Hay momentos en la vida espiritual en los que el Señor no solo nos habla… sino que imparte algo. No es palabra leída, es palabra que entra, que lava, que perfuma. Ese es el rhema que llega cuando Dios quiere elevarnos desde la aurora espiritual hasta la luz del mediodía.
A veces sentimos que nuestro corazón se quiebra. Pero lo que parece rotura, en el reino del Espíritu es derramamiento. Un frasco de alabastro no puede mostrar su perfume mientras está intacto. Solo cuando se rompe, el aroma llena la casa.
Así somos delante de Dios.
Cuando Él permite que algo en nosotros se quiebre, no es para destruirnos, sino para liberar un perfume nuevo. Ese aroma es la evidencia de Su trato, Su amor y Su santificación.
Los pastores, maestros y siervos que Dios pone en nuestro camino son como alfareros que moldean nuestra vasija. Pero es Jesús mismo quien nos unge con el amor del Padre. Y esa unción no solo cambia lo que hacemos, sino lo que somos.
A mayor luz, mayor limpieza.
A mayor limpieza, mayor fragancia.
A mayor fragancia, mayor honra que damos… y que recibimos del Padre.
No todos llegan a ese nivel, porque muchos se quedan oyendo solo con el oído natural, donde la letra cansa y la mente se satura.
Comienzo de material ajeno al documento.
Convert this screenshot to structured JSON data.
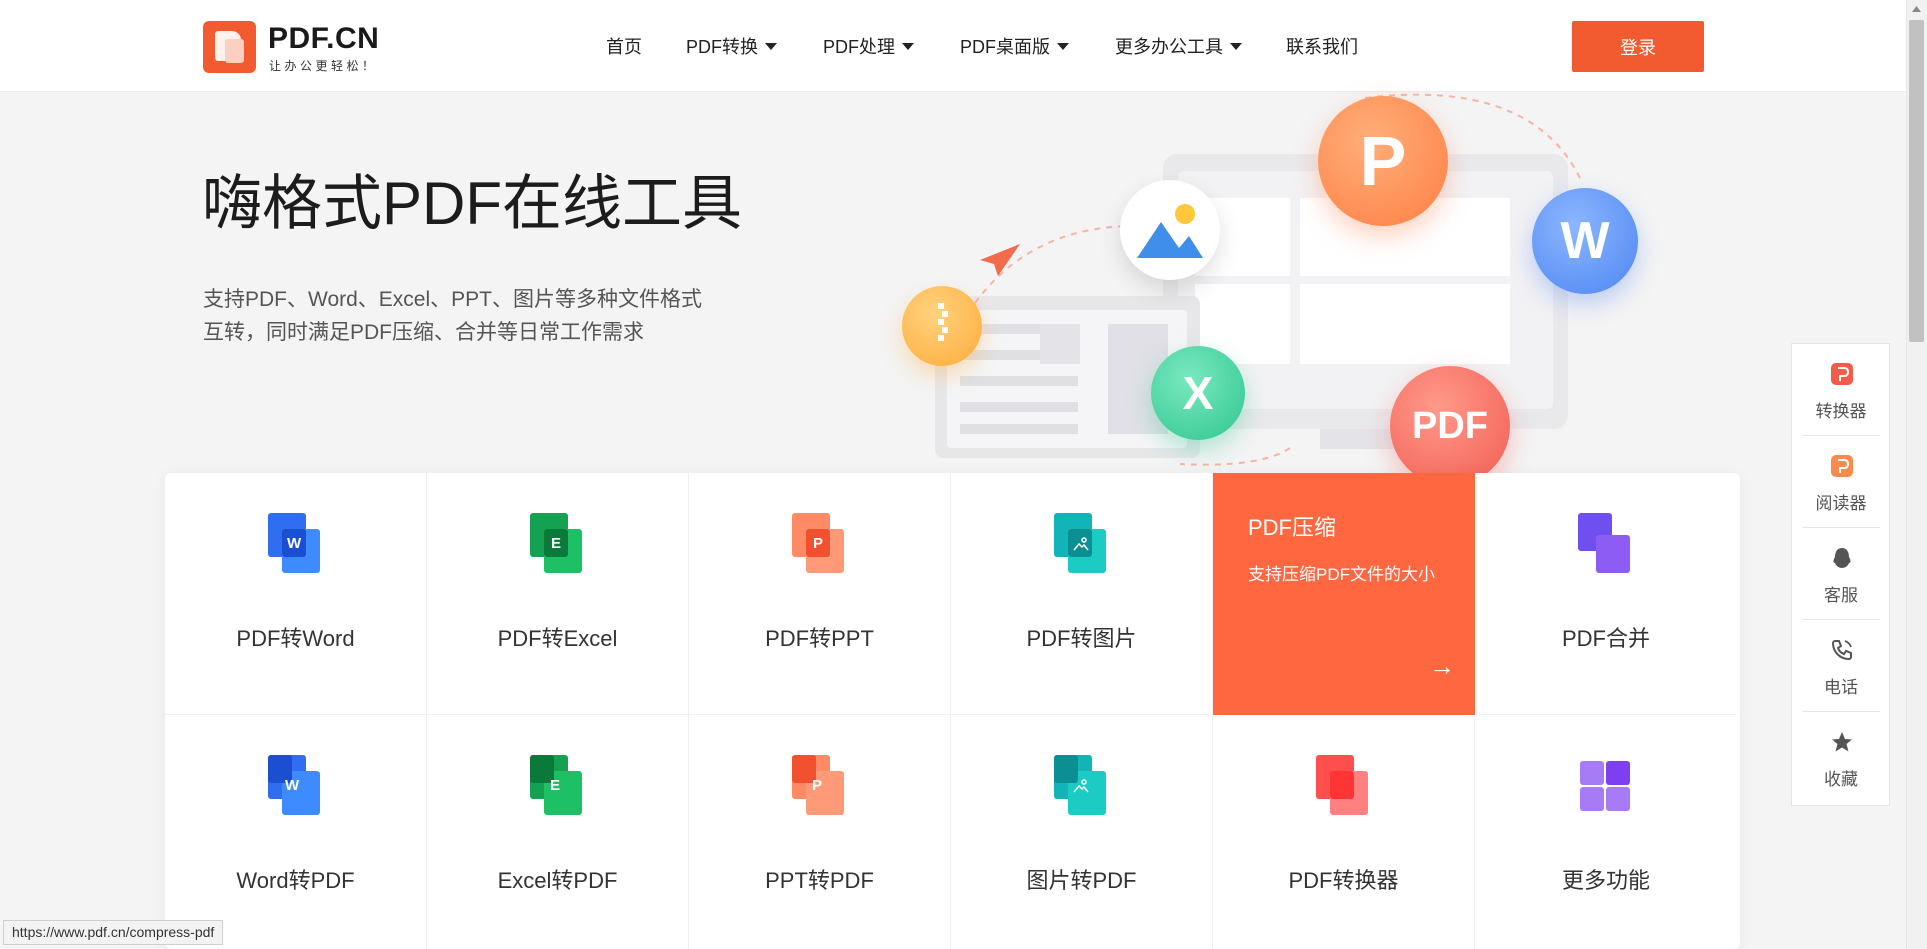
{
  "header": {
    "logo_title": "PDF.CN",
    "logo_slogan": "让办公更轻松！",
    "nav": [
      {
        "label": "首页",
        "dropdown": false
      },
      {
        "label": "PDF转换",
        "dropdown": true
      },
      {
        "label": "PDF处理",
        "dropdown": true
      },
      {
        "label": "PDF桌面版",
        "dropdown": true
      },
      {
        "label": "更多办公工具",
        "dropdown": true
      },
      {
        "label": "联系我们",
        "dropdown": false
      }
    ],
    "login_label": "登录"
  },
  "hero": {
    "title": "嗨格式PDF在线工具",
    "desc_line1": "支持PDF、Word、Excel、PPT、图片等多种文件格式",
    "desc_line2": "互转，同时满足PDF压缩、合并等日常工作需求"
  },
  "illustration": {
    "bubbles": [
      {
        "name": "ppt-bubble-icon",
        "text": "P",
        "color": "#ff8a4f"
      },
      {
        "name": "word-bubble-icon",
        "text": "W",
        "color": "#5b96f5"
      },
      {
        "name": "excel-bubble-icon",
        "text": "X",
        "color": "#3cd49f"
      },
      {
        "name": "pdf-bubble-icon",
        "text": "PDF",
        "color": "#f5665d"
      },
      {
        "name": "image-bubble-icon",
        "text": "",
        "color": "#ffffff"
      },
      {
        "name": "zip-bubble-icon",
        "text": "",
        "color": "#ffb64a"
      }
    ]
  },
  "tools": [
    {
      "label": "PDF转Word",
      "icon": "pdf-to-word-icon",
      "letter": "W",
      "color": "#2f6ef0",
      "back": "#3d8bff"
    },
    {
      "label": "PDF转Excel",
      "icon": "pdf-to-excel-icon",
      "letter": "E",
      "color": "#14a252",
      "back": "#1ec065"
    },
    {
      "label": "PDF转PPT",
      "icon": "pdf-to-ppt-icon",
      "letter": "P",
      "color": "#f2512f",
      "back": "#ff7a59"
    },
    {
      "label": "PDF转图片",
      "icon": "pdf-to-image-icon",
      "letter": "",
      "color": "#12b4b8",
      "back": "#1ccbc4"
    },
    {
      "label": "PDF压缩",
      "active": true,
      "desc": "支持压缩PDF文件的大小",
      "arrow": "→"
    },
    {
      "label": "PDF合并",
      "icon": "pdf-merge-icon",
      "letter": "",
      "color": "#7d4ff0",
      "back": "#8c5cf5"
    },
    {
      "label": "Word转PDF",
      "icon": "word-to-pdf-icon",
      "letter": "W",
      "color": "#2f6ef0",
      "back": "#3d8bff"
    },
    {
      "label": "Excel转PDF",
      "icon": "excel-to-pdf-icon",
      "letter": "E",
      "color": "#14a252",
      "back": "#1ec065"
    },
    {
      "label": "PPT转PDF",
      "icon": "ppt-to-pdf-icon",
      "letter": "P",
      "color": "#f2512f",
      "back": "#ff7a59"
    },
    {
      "label": "图片转PDF",
      "icon": "image-to-pdf-icon",
      "letter": "",
      "color": "#12b4b8",
      "back": "#1ccbc4"
    },
    {
      "label": "PDF转换器",
      "icon": "pdf-converter-icon",
      "letter": "",
      "color": "#ff4e4e",
      "back": "#ff8080"
    },
    {
      "label": "更多功能",
      "icon": "more-features-icon",
      "letter": "",
      "color": "#8b55f0",
      "back": "#a77bf5"
    }
  ],
  "floatbar": [
    {
      "label": "转换器",
      "icon": "converter-icon"
    },
    {
      "label": "阅读器",
      "icon": "reader-icon"
    },
    {
      "label": "客服",
      "icon": "customer-service-icon"
    },
    {
      "label": "电话",
      "icon": "phone-icon"
    },
    {
      "label": "收藏",
      "icon": "star-icon"
    }
  ],
  "status_url": "https://www.pdf.cn/compress-pdf"
}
Pero quienes escuchan con el corazón, quienes adoran en espíritu y verdad, se convierten en aroma agradable ante la Trinidad.
Moisés subió al monte porque ya vivía en el mediodía espiritual.
La luz lo había transformado. Su vida desprendía un brillo que no provenía de él, sino de Aquel a quien estaba apegado.
Y así sucede contigo cuando Dios te ministra un rhema:
no recibes solo información, recibes transformación.
Cuando el Espíritu toca lo profundo, tu fe deja de estar en el nivel del Paraíso, que es básica, infantil, sin perfume…
y comienza a elevarse a la fe del mediodía, donde el carácter se afirma, la mirada se limpia y el alma empieza a oler a Cristo.
Eso fue lo que sentiste: perfume espiritual.
Fragancia que no proviene de palabras, sino de Su presencia.